Tony Germano, voice behind beloved kids' shows, dies in tragic fall — was the renovation worth it?
Tony Germano, voz por trás de desenhos infantis queridos, morre em queda trágica — a reforma valeu a pena?

Tony Germano não era um nome conhecido por todos, mas a voz dele certamente era. Para uma geração de crianças brasileiras, ele era o som das manhãs de sábado — alegre, engraçado, cheio de coração. É chocante saber que ele morreu durante uma reforma doméstica, uma situação tão dolorosamente comum comparada à magia que ele levava às telas.
Ele também fez incursões em filmes de terror — irônico, já que a morte o encontrou da forma mais comum possível. Seu último projeto, ‘Labirinto dos Meninos Perdidos’, estreou apenas um mês antes do seu falecimento. Há algo de poético, embora devastador, em um artista especializado em fantasia nos deixar por meio de um acidente muito real e muito evitável.
Tony era o padrão ouro da dublagem de personagens no Brasil. Ele não só acertava o tom, como injetava alma em cada personagem. As pessoas não percebem o quanto esse trabalho é fisicamente desgastante — jornadas longas, desgaste vocal, amplitude emocional. Perdê-lo assim? É um golpe enorme para a comunidade.
Reformas matam mais pessoas do que admitimos. Você está numa escada, confiante demais, achando que é só mais um projeto de fim de semana. Até que não é. Isso é um alerta — precisamos de normas melhores de segurança doméstica no Brasil.

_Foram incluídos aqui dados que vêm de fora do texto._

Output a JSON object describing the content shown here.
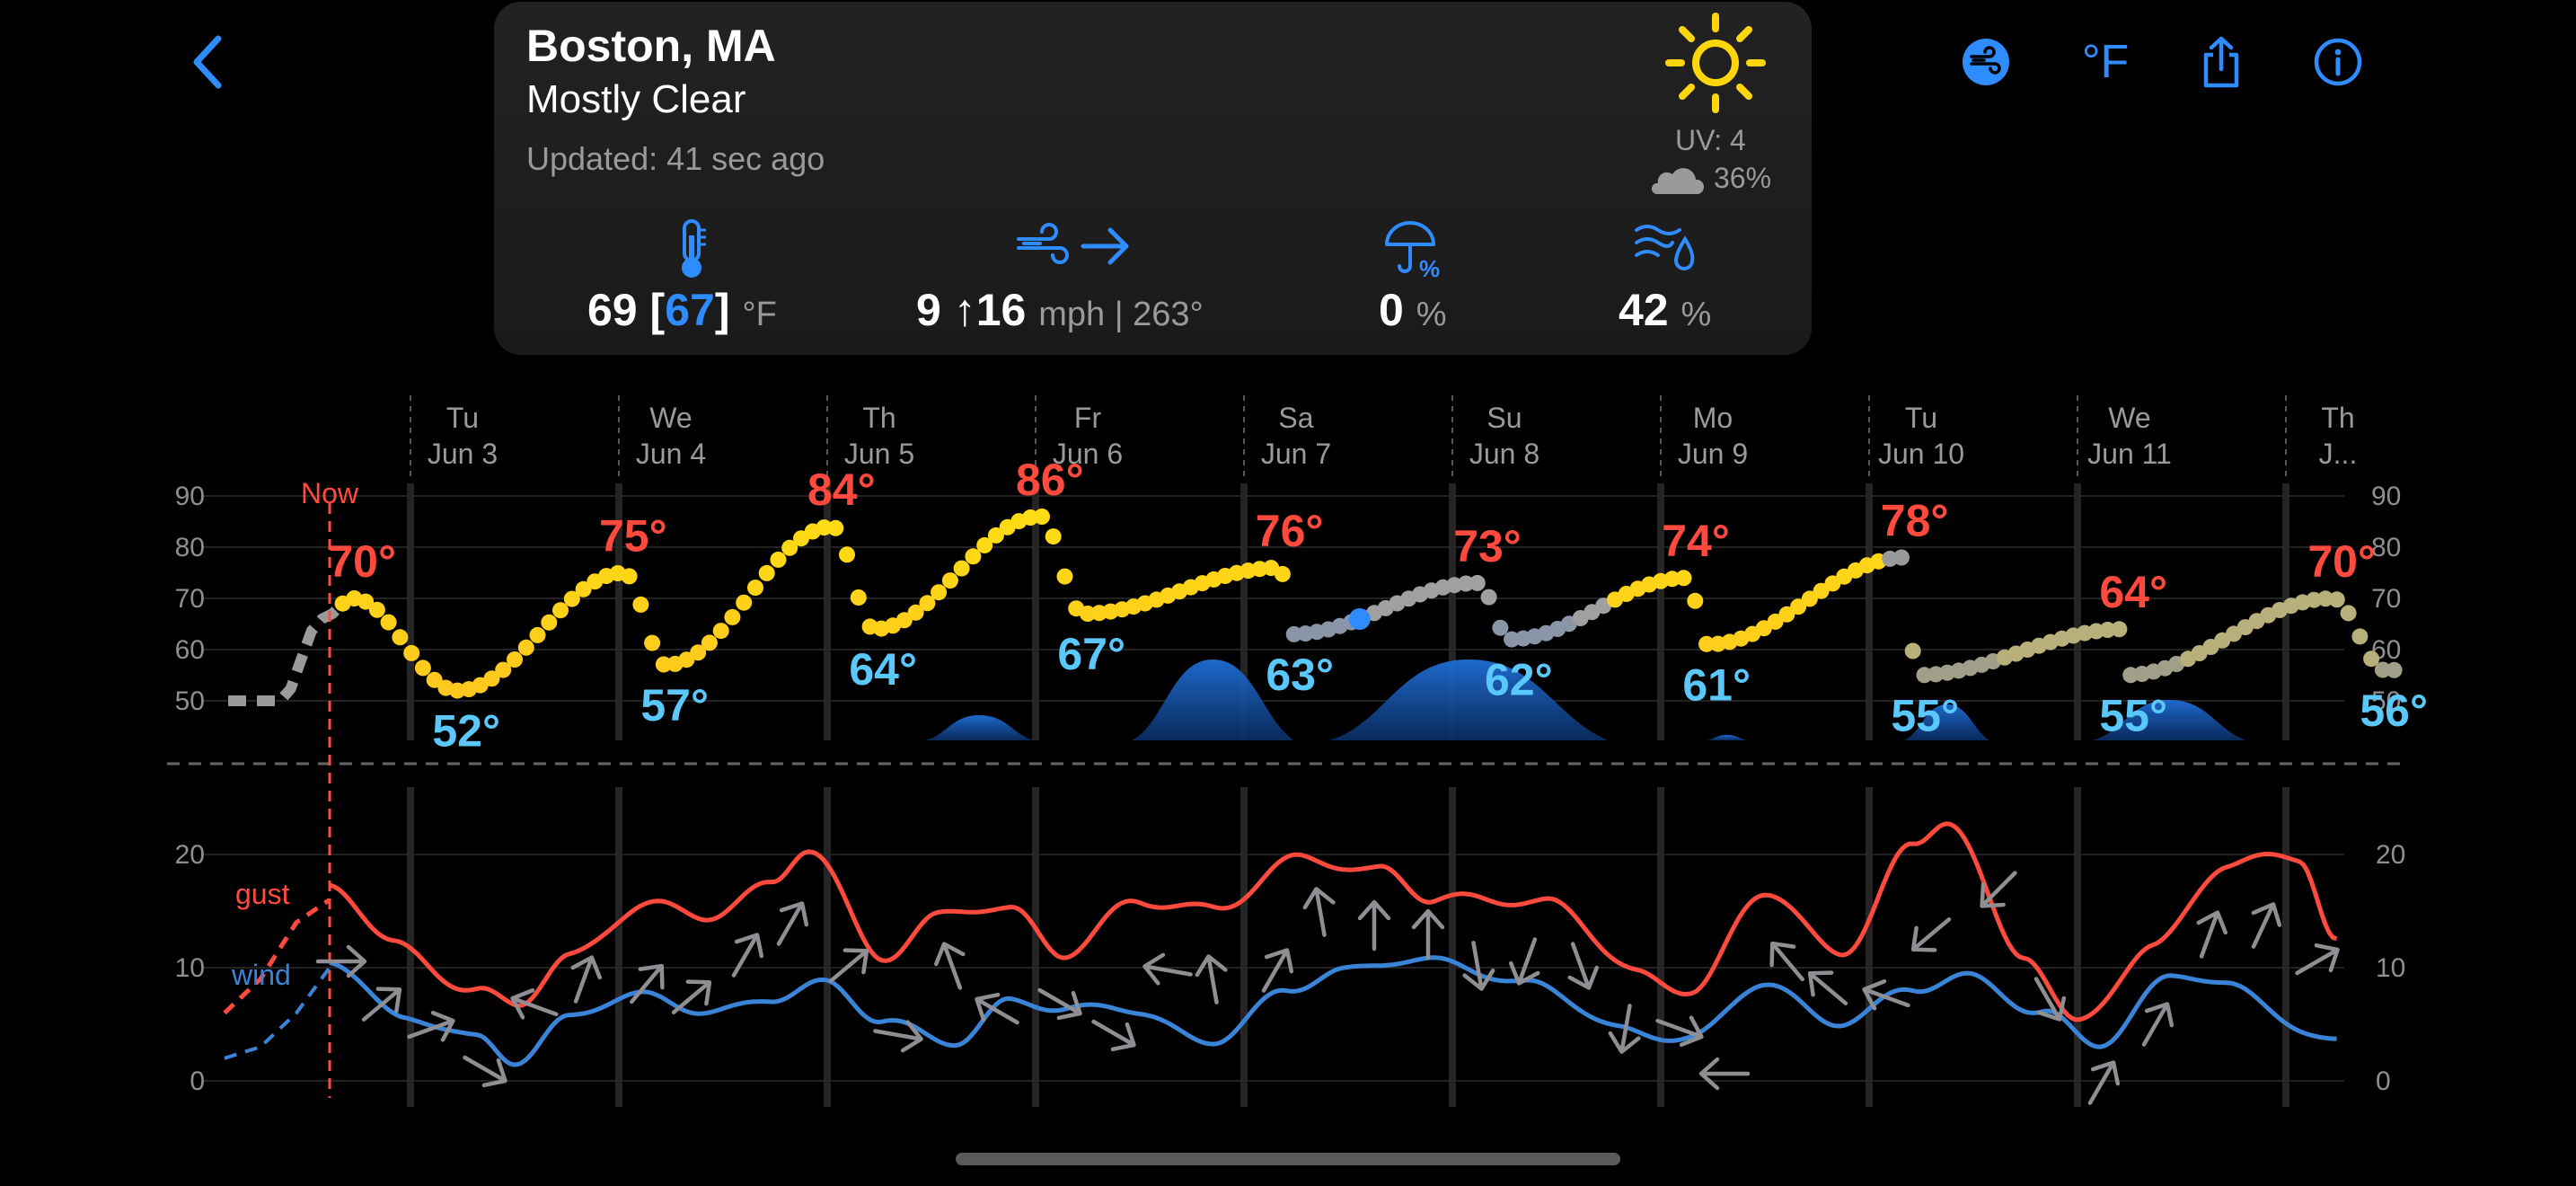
{
  "header": {
    "back_icon": "chevron-left-icon",
    "actions": [
      {
        "name": "wind-toggle-icon"
      },
      {
        "name": "unit-toggle",
        "label": "°F"
      },
      {
        "name": "share-icon"
      },
      {
        "name": "info-icon"
      }
    ]
  },
  "current": {
    "city": "Boston, MA",
    "condition": "Mostly Clear",
    "updated": "Updated: 41 sec ago",
    "weather_icon": "sun-icon",
    "uv": "UV: 4",
    "cloud_cover": "36%",
    "temp": "69",
    "feels_like": "67",
    "temp_unit": "°F",
    "wind": "9",
    "gust": "16",
    "wind_unit": "mph | 263°",
    "precip_chance": "0",
    "precip_unit": "%",
    "humidity": "42",
    "humidity_unit": "%",
    "accent": "#2f8cff"
  },
  "chart_data": [
    {
      "type": "line",
      "title": "",
      "y_ticks": [
        "90",
        "80",
        "70",
        "60",
        "50"
      ],
      "ylim": [
        45,
        92
      ],
      "now_label": "Now",
      "days": [
        {
          "dow": "Tu",
          "date": "Jun 3"
        },
        {
          "dow": "We",
          "date": "Jun 4"
        },
        {
          "dow": "Th",
          "date": "Jun 5"
        },
        {
          "dow": "Fr",
          "date": "Jun 6"
        },
        {
          "dow": "Sa",
          "date": "Jun 7"
        },
        {
          "dow": "Su",
          "date": "Jun 8"
        },
        {
          "dow": "Mo",
          "date": "Jun 9"
        },
        {
          "dow": "Tu",
          "date": "Jun 10"
        },
        {
          "dow": "We",
          "date": "Jun 11"
        },
        {
          "dow": "Th",
          "date": "J..."
        }
      ],
      "highs": [
        {
          "label": "70°",
          "t": 0.1,
          "v": 70
        },
        {
          "label": "75°",
          "t": 1.4,
          "v": 75
        },
        {
          "label": "84°",
          "t": 2.4,
          "v": 84
        },
        {
          "label": "86°",
          "t": 3.4,
          "v": 86
        },
        {
          "label": "76°",
          "t": 4.55,
          "v": 76
        },
        {
          "label": "73°",
          "t": 5.5,
          "v": 73
        },
        {
          "label": "74°",
          "t": 6.5,
          "v": 74
        },
        {
          "label": "78°",
          "t": 7.55,
          "v": 78
        },
        {
          "label": "64°",
          "t": 8.6,
          "v": 64
        },
        {
          "label": "70°",
          "t": 9.6,
          "v": 70
        }
      ],
      "lows": [
        {
          "label": "52°",
          "t": 0.6,
          "v": 52
        },
        {
          "label": "57°",
          "t": 1.6,
          "v": 57
        },
        {
          "label": "64°",
          "t": 2.6,
          "v": 64
        },
        {
          "label": "67°",
          "t": 3.6,
          "v": 67
        },
        {
          "label": "63°",
          "t": 4.6,
          "v": 63
        },
        {
          "label": "62°",
          "t": 5.65,
          "v": 62
        },
        {
          "label": "61°",
          "t": 6.6,
          "v": 61
        },
        {
          "label": "55°",
          "t": 7.6,
          "v": 55
        },
        {
          "label": "55°",
          "t": 8.6,
          "v": 55
        },
        {
          "label": "56°",
          "t": 9.85,
          "v": 56
        }
      ],
      "high_color": "#ff4a3d",
      "low_color": "#5ac8fa"
    },
    {
      "type": "line",
      "title": "",
      "y_ticks": [
        "20",
        "10",
        "0"
      ],
      "ylim": [
        0,
        25
      ],
      "series": [
        {
          "name": "gust",
          "color": "#ff4a3d"
        },
        {
          "name": "wind",
          "color": "#3a84d8"
        }
      ]
    }
  ]
}
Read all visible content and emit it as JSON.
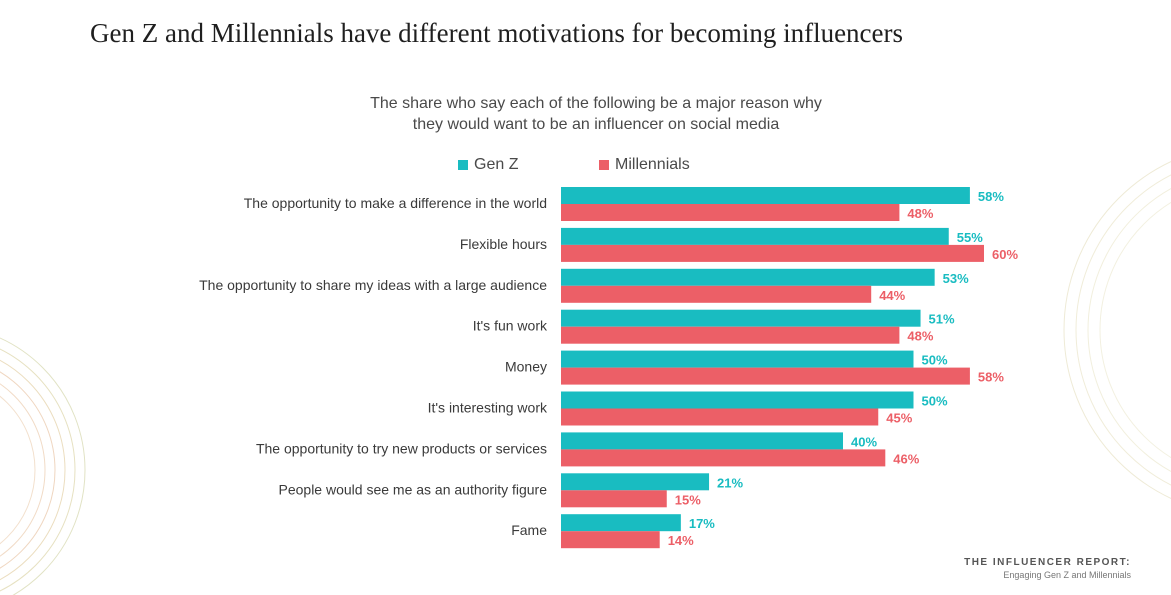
{
  "title": "Gen Z and Millennials have different motivations for becoming influencers",
  "subtitle_line1": "The share who say each of the following be a major reason why",
  "subtitle_line2": "they would want to be an influencer on social media",
  "footer": {
    "title": "THE INFLUENCER REPORT:",
    "subtitle": "Engaging Gen Z and Millennials"
  },
  "colors": {
    "genz": "#19bcc1",
    "millennials": "#ec5f67"
  },
  "chart_data": {
    "type": "bar",
    "orientation": "horizontal",
    "title": "The share who say each of the following be a major reason why they would want to be an influencer on social media",
    "categories": [
      "The opportunity to make a difference in the world",
      "Flexible hours",
      "The opportunity to share my ideas with a large audience",
      "It's fun work",
      "Money",
      "It's interesting work",
      "The opportunity to try new products or services",
      "People would see me as an authority figure",
      "Fame"
    ],
    "series": [
      {
        "name": "Gen Z",
        "values": [
          58,
          55,
          53,
          51,
          50,
          50,
          40,
          21,
          17
        ],
        "color": "#19bcc1"
      },
      {
        "name": "Millennials",
        "values": [
          48,
          60,
          44,
          48,
          58,
          45,
          46,
          15,
          14
        ],
        "color": "#ec5f67"
      }
    ],
    "value_suffix": "%",
    "xlim": [
      0,
      60
    ],
    "legend": "top",
    "grid": false
  }
}
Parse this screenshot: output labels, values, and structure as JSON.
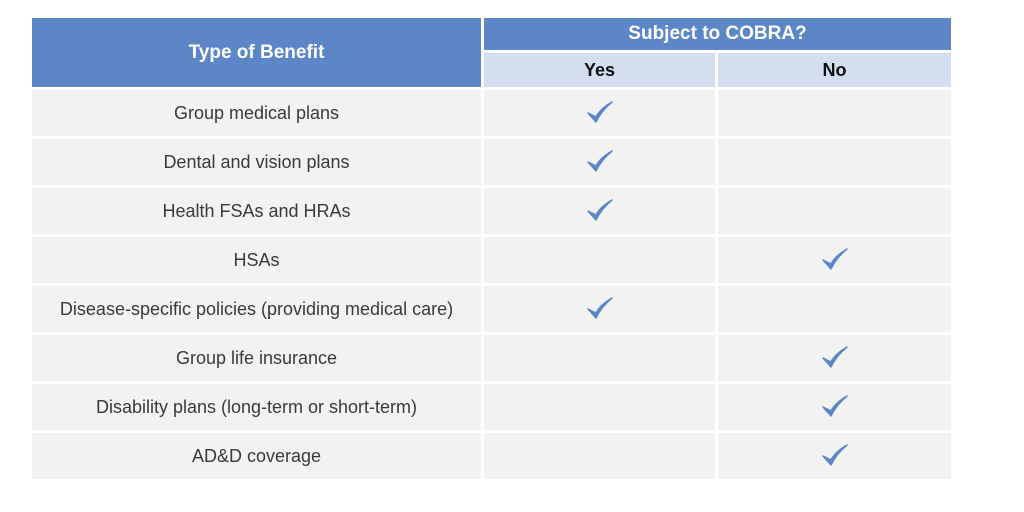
{
  "chart_data": {
    "type": "table",
    "columns": {
      "benefit_header": "Type of Benefit",
      "group_header": "Subject to COBRA?",
      "yes_header": "Yes",
      "no_header": "No"
    },
    "rows": [
      {
        "benefit": "Group medical plans",
        "subject_to_cobra": "Yes"
      },
      {
        "benefit": "Dental and vision plans",
        "subject_to_cobra": "Yes"
      },
      {
        "benefit": "Health FSAs and HRAs",
        "subject_to_cobra": "Yes"
      },
      {
        "benefit": "HSAs",
        "subject_to_cobra": "No"
      },
      {
        "benefit": "Disease-specific policies (providing medical care)",
        "subject_to_cobra": "Yes"
      },
      {
        "benefit": "Group life insurance",
        "subject_to_cobra": "No"
      },
      {
        "benefit": "Disability plans (long-term or short-term)",
        "subject_to_cobra": "No"
      },
      {
        "benefit": "AD&D coverage",
        "subject_to_cobra": "No"
      }
    ]
  },
  "colors": {
    "header_dark": "#5b87c6",
    "header_light": "#d3dff0",
    "row_bg": "#f2f2f2",
    "check": "#5b87c6"
  },
  "icons": {
    "check": "checkmark-icon"
  }
}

Isso não é só sobre escadas. É sobre como desvalorizamos o trabalho doméstico e a segurança em ambientes informais. Sem OSHA, sem treinamento, só o DIY deu errado. Tony não estava só ‘consertando’ algo — ele estava sustentando um sistema que trata a manutenção de casa como um fardo pessoal, não como uma questão de segurança pública.
Cresci com a voz dele em ‘Vai, Cachorro, Vai!’. Ao saber da notícia, literalmente irrompi em lágrimas na minha mesa. É louco como alguém que você nunca conheceu pode parecer da família.
Me preocupa que estejamos romantizando mortes evitáveis. ‘Poético’? Claro. Mas isso não foi destino — foi negligência, talvez. Honremos ele exigindo mudanças, não só escrevendo elegias.
O luto não precisa ser ‘produtivo’. Também podemos honrá-lo sentindo profundamente. Nem toda perda exige uma reforma social. Deixe as pessoas chorarem.
O papel dele em ‘Labirinto dos Meninos Perdidos’ é arrepiante. E agora o título parece presságio. A vida imitando a arte da pior maneira.
A queda foi a causa imediata. Mas a casa estava estruturalmente insegura? Precisamos de transparência, não só de sentimento. Cadê o laudo oficial?